Егорыч, положив руку на плечо Сергея, заглядывал ему в глаза и вполголоса говорил:
— Прежде, как ходил ты с утра в ливрее, был ты словно чужим. Забежишь с каким приказом от господ в столярную, а я своим молодцам и толкую: "Фордыбачит, стерва, а из такой же кости вышел, как и я. В курной избе рожден от бабы. Перепетуи, как и мы грешные…" Нынче же ливрею надеваешь, когда в барские хоромы позовут. А здесь сидишь, как и мы, в ситцевой рубахе… И стал ты нам ровно своим. Понял?..
— Понял.
— Сказано — и кончено. А то — "ака-де-мии" разные да "художники". Свой и свой, вот и все!..
Старик начал свою повесть тем внешне бесстрастным голосом, каким рассказывают странники-сказители:
— Жил-был на свете Федька, Егоркин сын… После стали звать его Егорычем. И этого самого Егорыча ты видишь сейчас перед собою.
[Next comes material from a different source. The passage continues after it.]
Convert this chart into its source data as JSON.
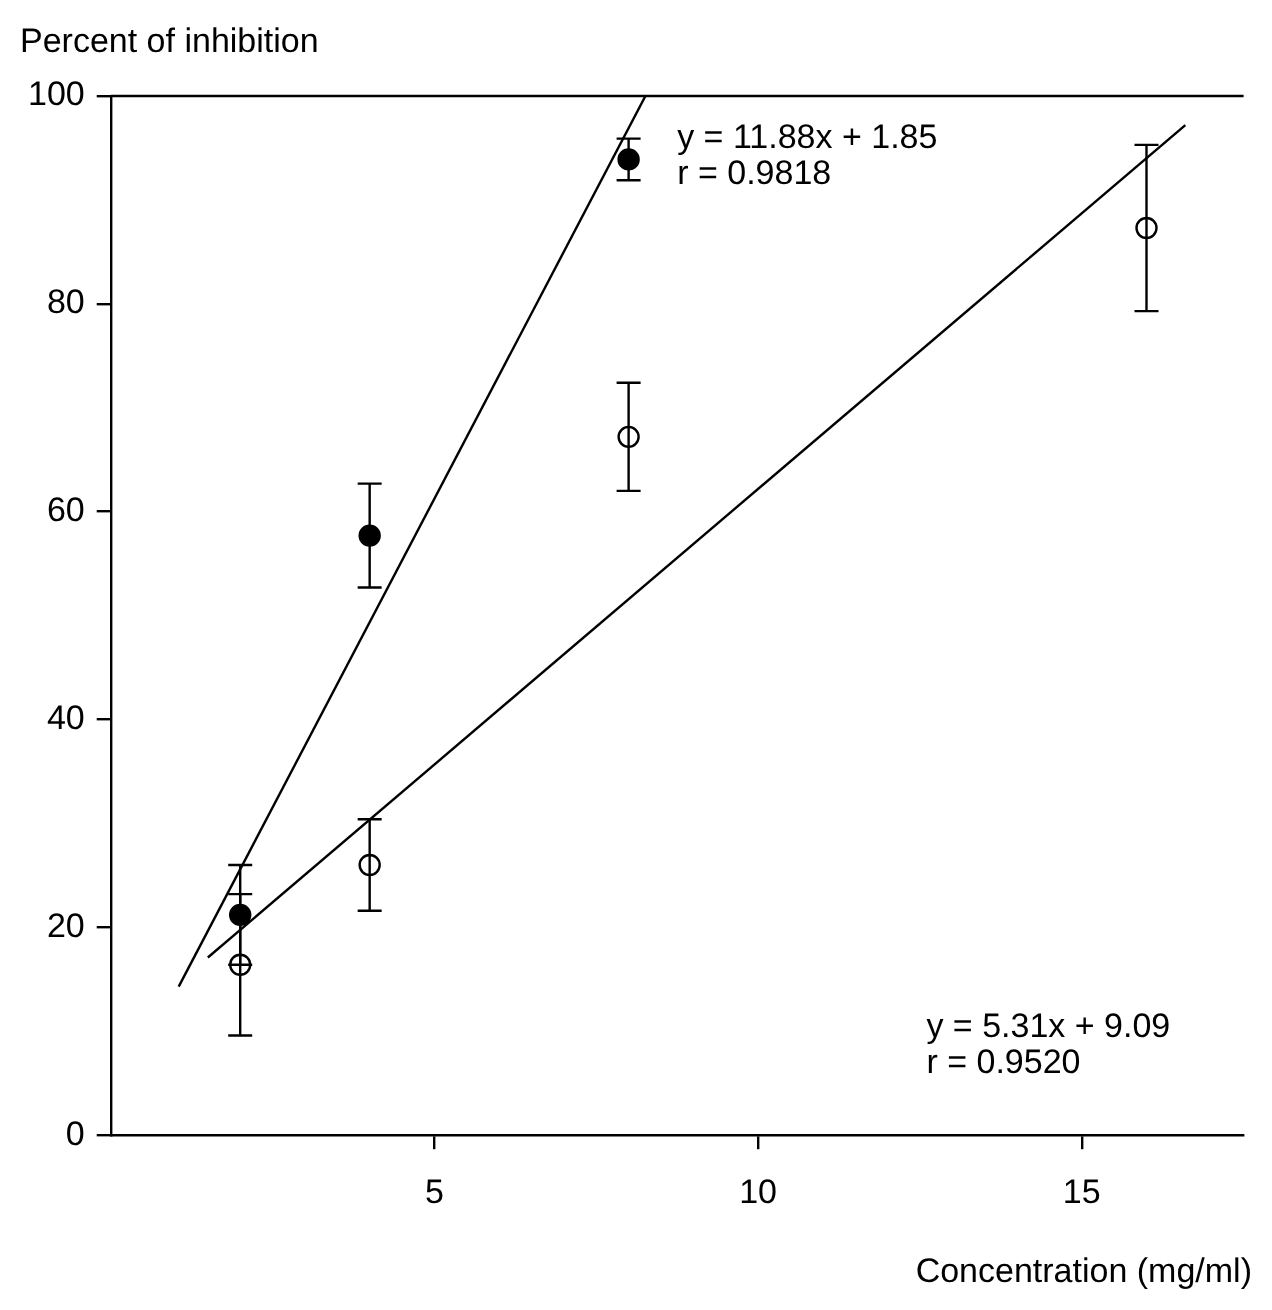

Он ткнул себя пальцем в грудь.
— Только не всегда он был, как сейчас, столяром. Ты только спроси, кем он не был по желанию господ? Учили рисованию, в резчики готовили, художественную резьбу по итальянским манерам резать. И пению учили, не поверишь, ей-богу, пению… А уж грамоте — само собой. И в оркестре господском играть — все было. Что прикажут, то и делаешь.